Still, as rich as it was it wasn't very big. And like anyone else who'd seen Anthony Bourdain's orgy of food when he dined here on his TV show, I was expecting to leave with a belly as full as my pregnant wife's. Lucky for me she's a slow eater, so there was time to order another entree without leaving her completely out to dry. Although Picard doesn't make it with any Foie Gras, the Duck Confit Cassoulets I watched coming out of the kitchen looked great and no dish is more perfect on a cold Canadian night. Flagging the waiter over once more I told him my order and sat back, satisfied that the night was going to turn out just fine.

"I'm sorry, but we have run out."

No word exists to describe how I felt at this point (believe me, I checked the thesaurus this time.)

I told him to forget it, there was nothing else I wanted this time. Just bring the check.
As he walked away I literally brought my hands to the side of my head and dropped it to the table in disbelief. I'd seen one come out of the kitchen a few minutes before I ordered. How could they possibly be out?

Slugging down the last of my Pinot Noir, I tried to collect myself, not wanting my wife to suffer any more of my pain. When I saw the waiter approaching, I grabbed for my wallet hoping to make a quick exit from this nightmare.

"Sir, there is good news, we have found one more confit."

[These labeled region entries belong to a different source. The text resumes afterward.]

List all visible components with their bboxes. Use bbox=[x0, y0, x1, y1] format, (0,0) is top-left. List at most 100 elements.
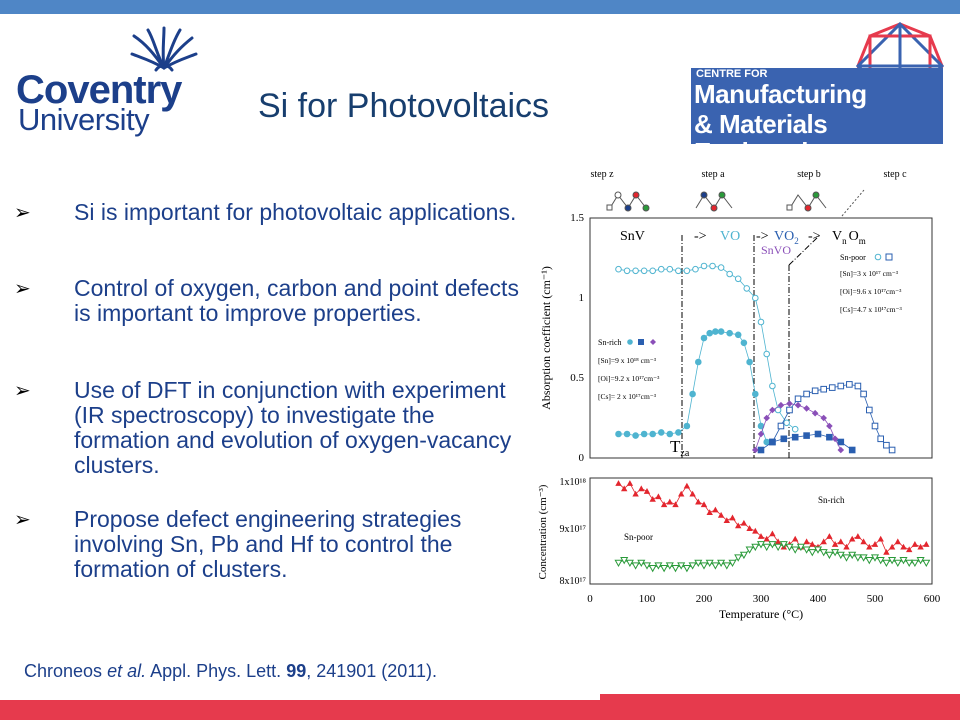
data-point bbox=[746, 525, 753, 531]
centre-logo-line3: & Materials Engineering bbox=[694, 109, 839, 167]
y-tick-label: 0.5 bbox=[570, 372, 584, 384]
data-point bbox=[637, 559, 646, 568]
x-tick-label: 0 bbox=[587, 593, 593, 605]
data-point bbox=[706, 329, 713, 337]
bullet-text: Si is important for photovoltaic applica… bbox=[74, 199, 517, 225]
phase-label-vo2: VO2 bbox=[774, 229, 799, 246]
data-point bbox=[763, 350, 770, 358]
data-point bbox=[820, 414, 827, 422]
bullet-text: Control of oxygen, carbon and point defe… bbox=[74, 275, 519, 326]
data-point bbox=[695, 498, 702, 505]
data-point bbox=[671, 565, 680, 573]
y-tick-label: 1x10¹⁸ bbox=[560, 477, 587, 488]
svg-text:[Cs]= 2 x 10¹⁷cm⁻³: [Cs]= 2 x 10¹⁷cm⁻³ bbox=[598, 392, 657, 401]
phase-arrow: -> bbox=[694, 229, 707, 244]
data-point bbox=[683, 482, 691, 489]
data-point bbox=[899, 557, 908, 565]
data-point bbox=[883, 549, 890, 555]
data-point bbox=[729, 514, 736, 521]
bottom-label-sn-poor: Sn-poor bbox=[624, 532, 653, 542]
data-point bbox=[757, 318, 765, 326]
data-point bbox=[695, 358, 702, 366]
data-point bbox=[808, 549, 817, 557]
bullet-text: Propose defect engineering strategies in… bbox=[74, 506, 462, 582]
data-point bbox=[683, 422, 691, 430]
data-point bbox=[837, 538, 844, 545]
data-point bbox=[734, 275, 742, 283]
data-point bbox=[794, 395, 802, 403]
bottom-accent-bar bbox=[0, 700, 960, 720]
centre-logo-line2: Manufacturing bbox=[694, 79, 867, 109]
data-point bbox=[819, 549, 828, 557]
data-point bbox=[728, 559, 737, 568]
data-point bbox=[621, 485, 628, 492]
data-point bbox=[791, 425, 799, 433]
data-point bbox=[631, 562, 640, 570]
bottom-panel-frame bbox=[589, 477, 933, 585]
y-axis-label-bottom: Concentration (cm⁻³) bbox=[537, 484, 549, 579]
data-point bbox=[740, 339, 748, 347]
data-point bbox=[826, 422, 833, 430]
data-point bbox=[700, 334, 708, 342]
data-point bbox=[911, 541, 919, 547]
data-point bbox=[877, 435, 884, 443]
data-point bbox=[689, 390, 696, 398]
data-point bbox=[615, 430, 622, 438]
tza-label: Tza bbox=[670, 437, 690, 459]
data-point bbox=[837, 438, 845, 446]
bottom-panel-marks bbox=[614, 480, 931, 573]
data-point bbox=[734, 331, 742, 339]
data-point bbox=[757, 446, 765, 454]
data-point bbox=[888, 557, 897, 565]
data-point bbox=[649, 267, 656, 275]
data-point bbox=[649, 496, 656, 502]
data-point bbox=[757, 533, 765, 539]
data-point bbox=[739, 551, 748, 560]
data-point bbox=[769, 438, 776, 446]
data-point bbox=[866, 406, 873, 414]
step-a-diagram-icon bbox=[695, 191, 733, 212]
data-point bbox=[615, 480, 622, 486]
data-point bbox=[683, 267, 691, 275]
bottom-label-sn-rich: Sn-rich bbox=[818, 495, 845, 505]
step-label: step a bbox=[701, 169, 725, 180]
data-point bbox=[752, 527, 759, 534]
x-tick-label: 200 bbox=[696, 593, 713, 605]
data-point bbox=[620, 557, 629, 565]
citation-journal: Appl. Phys. Lett. bbox=[150, 661, 282, 681]
data-point bbox=[726, 270, 733, 278]
top-panel-frame bbox=[589, 217, 933, 459]
centre-logo-line1: CENTRE FOR bbox=[696, 68, 768, 80]
data-point bbox=[768, 541, 777, 549]
slide-title: Si for Photovoltaics bbox=[258, 87, 550, 125]
step-label: step b bbox=[797, 169, 821, 180]
x-tick-label: 300 bbox=[753, 593, 770, 605]
phase-label-vnom: Vn Om bbox=[832, 229, 866, 246]
data-point bbox=[803, 432, 810, 439]
y-tick-label: 1 bbox=[579, 292, 585, 304]
x-tick-label: 400 bbox=[810, 593, 827, 605]
y-tick-label: 9x10¹⁷ bbox=[560, 524, 587, 535]
data-point bbox=[762, 543, 771, 552]
data-point bbox=[648, 565, 657, 573]
data-point bbox=[779, 541, 788, 549]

From anticipation to disappointment to surprise to devastation to joy all in one meal. Who knew the Canadians were so dramatic. Surely this wouldn't happen in Toronto.

I'm happy to report that the cassoulet was possibly even better than the Ploque a Champlain, possibly because I had another glass of Pinot as a precaution, but probably on it's own merits. I'd never had a dining experience like this before and I pray to James Beard that I never do again.
I'll always wonder what that Pig's Foot is like, and if I make it back to Montreal I'm sure I won't be able to resist going back to Au Pied Du Cochon to find out, but I won't be making the trip again just for that. I'm not sure that my marriage could take it.

GrasGuy wonders if there isn't still a place in this world for F.O.O.D. to provide the kind of surety in dining that consumers deserve. Yes, I'm well aware that the law would have had no authority in Canada and wouldn't have prevented this predicament, but surely if the United Nations refused to write a resolution to the same effect, a rider could be attached to the re authorization of NAFTA, couldn't it?

Until then I'll be sticking to restaurants named after people and places rather than foods. Unless, of course, the food is as irresistible as Au Pied De Cochon's, then I'll reconsider.